Öte yandan Haaretz’e göre bu kişilerin çok azı para ile kandırıldıktan sonra kendilerine verilen görevleri yerine getirdi.

Haaretz'in haberine göre Şabak, yaklaşık iki yıldır İranlı istihbarat servisleriyle irtibata geçmeyi kabul eden yüzlerce İsraillinin yanı sıra onlarla iş birliği yapmayı ve devlete ihanet etmeyi kabul edenleri de engellemek için mücadele ediyor. Şabak, şüphelileri engelleme ve tutuklama konusunda başarılı olsa da İsraillileri İran adına casusluk yapmaktan caydırma konusunda başarısız oldu. İşte bu nedenle Şabak ve Başbakanlık Ulusal Enformasyon Servisi, ‘Kolay Para, Yüksek Fiyat’ başlıklı daha önce eşi ve benzeri görülmemiş ve istisnai bir ulusal propaganda kampanyası başlatmaya karar verdi.

Kampanya, bir asker hakkında başka bir ülkenin ajanıyla irtibat kurma ve düşmana bilgi sağlama suçlarından dava açılmasından bir gün sonra başlatıldı. Söz konusu asker, önceden bilgi sahibi olarak savaş sırasında İranlı kuruluşlarla bağlantı kurmuş ve bir miktar para karşılığında roketleri engelleme, Demir Kubbe bataryaları ve İran roketlerinin iniş yerleri hakkında bilgi aktarmıştı.

Melman'a göre İran'ın İsrail vatandaşlarını kendi adına casusluk yapmak üzere işe alması, son yıllarda endişe verici bir şekilde genişlemiş, muvazzaf ve yedek askerler de dahil olmak üzere çeşitli dini, etnik ve yaş gruplarından İsrail toplumunun geniş kesimlerini kapsar hale geldi.

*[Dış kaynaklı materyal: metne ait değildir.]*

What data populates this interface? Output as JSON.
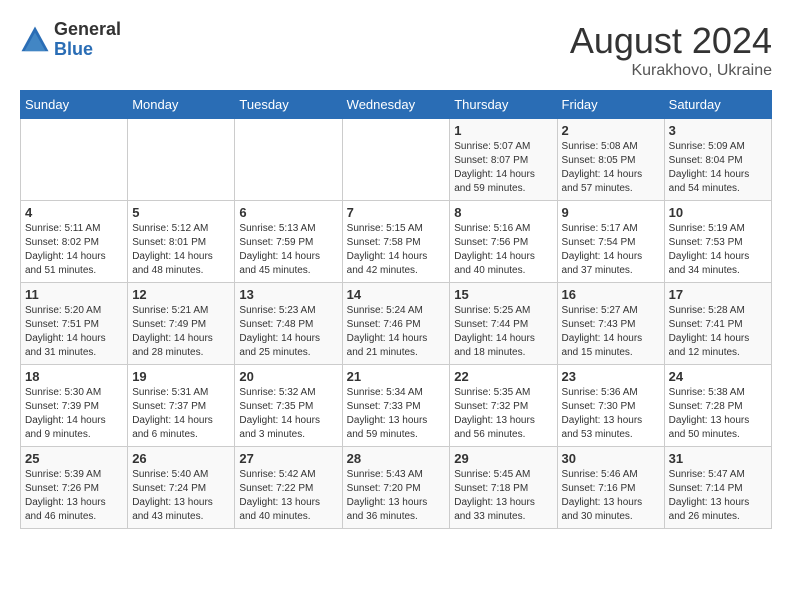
{
  "logo": {
    "general": "General",
    "blue": "Blue"
  },
  "title": {
    "month_year": "August 2024",
    "location": "Kurakhovo, Ukraine"
  },
  "days_of_week": [
    "Sunday",
    "Monday",
    "Tuesday",
    "Wednesday",
    "Thursday",
    "Friday",
    "Saturday"
  ],
  "weeks": [
    [
      {
        "day": "",
        "info": ""
      },
      {
        "day": "",
        "info": ""
      },
      {
        "day": "",
        "info": ""
      },
      {
        "day": "",
        "info": ""
      },
      {
        "day": "1",
        "info": "Sunrise: 5:07 AM\nSunset: 8:07 PM\nDaylight: 14 hours\nand 59 minutes."
      },
      {
        "day": "2",
        "info": "Sunrise: 5:08 AM\nSunset: 8:05 PM\nDaylight: 14 hours\nand 57 minutes."
      },
      {
        "day": "3",
        "info": "Sunrise: 5:09 AM\nSunset: 8:04 PM\nDaylight: 14 hours\nand 54 minutes."
      }
    ],
    [
      {
        "day": "4",
        "info": "Sunrise: 5:11 AM\nSunset: 8:02 PM\nDaylight: 14 hours\nand 51 minutes."
      },
      {
        "day": "5",
        "info": "Sunrise: 5:12 AM\nSunset: 8:01 PM\nDaylight: 14 hours\nand 48 minutes."
      },
      {
        "day": "6",
        "info": "Sunrise: 5:13 AM\nSunset: 7:59 PM\nDaylight: 14 hours\nand 45 minutes."
      },
      {
        "day": "7",
        "info": "Sunrise: 5:15 AM\nSunset: 7:58 PM\nDaylight: 14 hours\nand 42 minutes."
      },
      {
        "day": "8",
        "info": "Sunrise: 5:16 AM\nSunset: 7:56 PM\nDaylight: 14 hours\nand 40 minutes."
      },
      {
        "day": "9",
        "info": "Sunrise: 5:17 AM\nSunset: 7:54 PM\nDaylight: 14 hours\nand 37 minutes."
      },
      {
        "day": "10",
        "info": "Sunrise: 5:19 AM\nSunset: 7:53 PM\nDaylight: 14 hours\nand 34 minutes."
      }
    ],
    [
      {
        "day": "11",
        "info": "Sunrise: 5:20 AM\nSunset: 7:51 PM\nDaylight: 14 hours\nand 31 minutes."
      },
      {
        "day": "12",
        "info": "Sunrise: 5:21 AM\nSunset: 7:49 PM\nDaylight: 14 hours\nand 28 minutes."
      },
      {
        "day": "13",
        "info": "Sunrise: 5:23 AM\nSunset: 7:48 PM\nDaylight: 14 hours\nand 25 minutes."
      },
      {
        "day": "14",
        "info": "Sunrise: 5:24 AM\nSunset: 7:46 PM\nDaylight: 14 hours\nand 21 minutes."
      },
      {
        "day": "15",
        "info": "Sunrise: 5:25 AM\nSunset: 7:44 PM\nDaylight: 14 hours\nand 18 minutes."
      },
      {
        "day": "16",
        "info": "Sunrise: 5:27 AM\nSunset: 7:43 PM\nDaylight: 14 hours\nand 15 minutes."
      },
      {
        "day": "17",
        "info": "Sunrise: 5:28 AM\nSunset: 7:41 PM\nDaylight: 14 hours\nand 12 minutes."
      }
    ],
    [
      {
        "day": "18",
        "info": "Sunrise: 5:30 AM\nSunset: 7:39 PM\nDaylight: 14 hours\nand 9 minutes."
      },
      {
        "day": "19",
        "info": "Sunrise: 5:31 AM\nSunset: 7:37 PM\nDaylight: 14 hours\nand 6 minutes."
      },
      {
        "day": "20",
        "info": "Sunrise: 5:32 AM\nSunset: 7:35 PM\nDaylight: 14 hours and 3 minutes."
      },
      {
        "day": "21",
        "info": "Sunrise: 5:34 AM\nSunset: 7:33 PM\nDaylight: 13 hours\nand 59 minutes."
      },
      {
        "day": "22",
        "info": "Sunrise: 5:35 AM\nSunset: 7:32 PM\nDaylight: 13 hours\nand 56 minutes."
      },
      {
        "day": "23",
        "info": "Sunrise: 5:36 AM\nSunset: 7:30 PM\nDaylight: 13 hours\nand 53 minutes."
      },
      {
        "day": "24",
        "info": "Sunrise: 5:38 AM\nSunset: 7:28 PM\nDaylight: 13 hours\nand 50 minutes."
      }
    ],
    [
      {
        "day": "25",
        "info": "Sunrise: 5:39 AM\nSunset: 7:26 PM\nDaylight: 13 hours\nand 46 minutes."
      },
      {
        "day": "26",
        "info": "Sunrise: 5:40 AM\nSunset: 7:24 PM\nDaylight: 13 hours\nand 43 minutes."
      },
      {
        "day": "27",
        "info": "Sunrise: 5:42 AM\nSunset: 7:22 PM\nDaylight: 13 hours\nand 40 minutes."
      },
      {
        "day": "28",
        "info": "Sunrise: 5:43 AM\nSunset: 7:20 PM\nDaylight: 13 hours\nand 36 minutes."
      },
      {
        "day": "29",
        "info": "Sunrise: 5:45 AM\nSunset: 7:18 PM\nDaylight: 13 hours\nand 33 minutes."
      },
      {
        "day": "30",
        "info": "Sunrise: 5:46 AM\nSunset: 7:16 PM\nDaylight: 13 hours\nand 30 minutes."
      },
      {
        "day": "31",
        "info": "Sunrise: 5:47 AM\nSunset: 7:14 PM\nDaylight: 13 hours\nand 26 minutes."
      }
    ]
  ]
}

Melman, İsrail tarihinde Sovyetler Birliği lehine ideolojik olarak motive edilen önceki casusluk vakalarından farklı olarak, olaya karışanların çoğunun ortak paydasının işin maddi karşılığı olduğunu söyledi. Bu değişimin İsrail toplumundaki değerler krizini ve toplumsal dayanışmadaki çöküşü yansıttığını belirten Melman, bu durumun yetkilileri ‘Kolay Para, Yüksek Fiyat’ başlıklı bir medya farkındalık kampanyası başlatmaya ittiğini söyledi.

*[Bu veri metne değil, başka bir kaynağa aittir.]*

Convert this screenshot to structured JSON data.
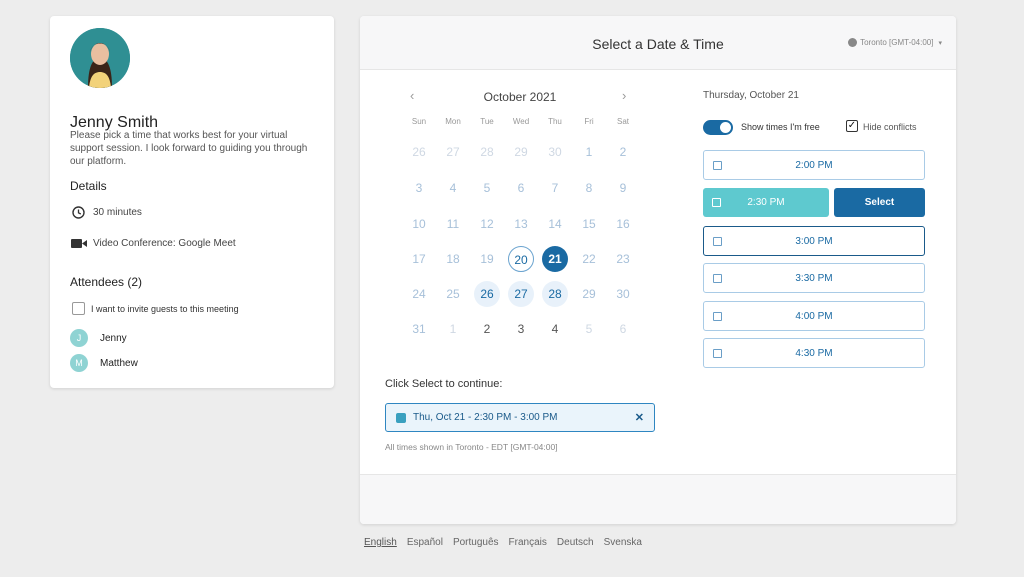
{
  "host": {
    "name": "Jenny Smith",
    "description": "Please pick a time that works best for your virtual support session. I look forward to guiding you through our platform."
  },
  "details": {
    "title": "Details",
    "duration": "30 minutes",
    "location": "Video Conference: Google Meet"
  },
  "attendees": {
    "title": "Attendees (2)",
    "invite_label": "I want to invite guests to this meeting",
    "list": [
      {
        "initial": "J",
        "name": "Jenny"
      },
      {
        "initial": "M",
        "name": "Matthew"
      }
    ]
  },
  "header": {
    "title": "Select a Date & Time",
    "timezone": "Toronto [GMT-04:00]"
  },
  "calendar": {
    "month": "October 2021",
    "prev": "‹",
    "next": "›",
    "weekdays": [
      "Sun",
      "Mon",
      "Tue",
      "Wed",
      "Thu",
      "Fri",
      "Sat"
    ],
    "rows": [
      [
        "26",
        "27",
        "28",
        "29",
        "30",
        "1",
        "2"
      ],
      [
        "3",
        "4",
        "5",
        "6",
        "7",
        "8",
        "9"
      ],
      [
        "10",
        "11",
        "12",
        "13",
        "14",
        "15",
        "16"
      ],
      [
        "17",
        "18",
        "19",
        "20",
        "21",
        "22",
        "23"
      ],
      [
        "24",
        "25",
        "26",
        "27",
        "28",
        "29",
        "30"
      ],
      [
        "31",
        "1",
        "2",
        "3",
        "4",
        "5",
        "6"
      ]
    ]
  },
  "selection": {
    "prompt": "Click Select to continue:",
    "summary": "Thu, Oct 21 - 2:30 PM - 3:00 PM",
    "remove": "✕",
    "note": "All times shown in Toronto - EDT [GMT-04:00]"
  },
  "times": {
    "date_heading": "Thursday, October 21",
    "toggle_label": "Show times I'm free",
    "toggle_on": true,
    "hide_conflicts_label": "Hide conflicts",
    "hide_conflicts_checked": true,
    "slots": [
      "2:00 PM",
      "2:30 PM",
      "3:00 PM",
      "3:30 PM",
      "4:00 PM",
      "4:30 PM"
    ],
    "selected_slot": "2:30 PM",
    "select_label": "Select"
  },
  "languages": [
    "English",
    "Español",
    "Português",
    "Français",
    "Deutsch",
    "Svenska"
  ]
}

Devlete ve kurumlarına karşı artan güvensizlik duygusunun ve caydırıcılık eksikliğinin bu olgunun daha da şiddetlenmesine katkıda bulunduğunu ifade eden Melman, bu durumu temel toplumsal değerlere bağlılığın azaldığının tehlikeli bir göstergesi olarak nitelendirdi.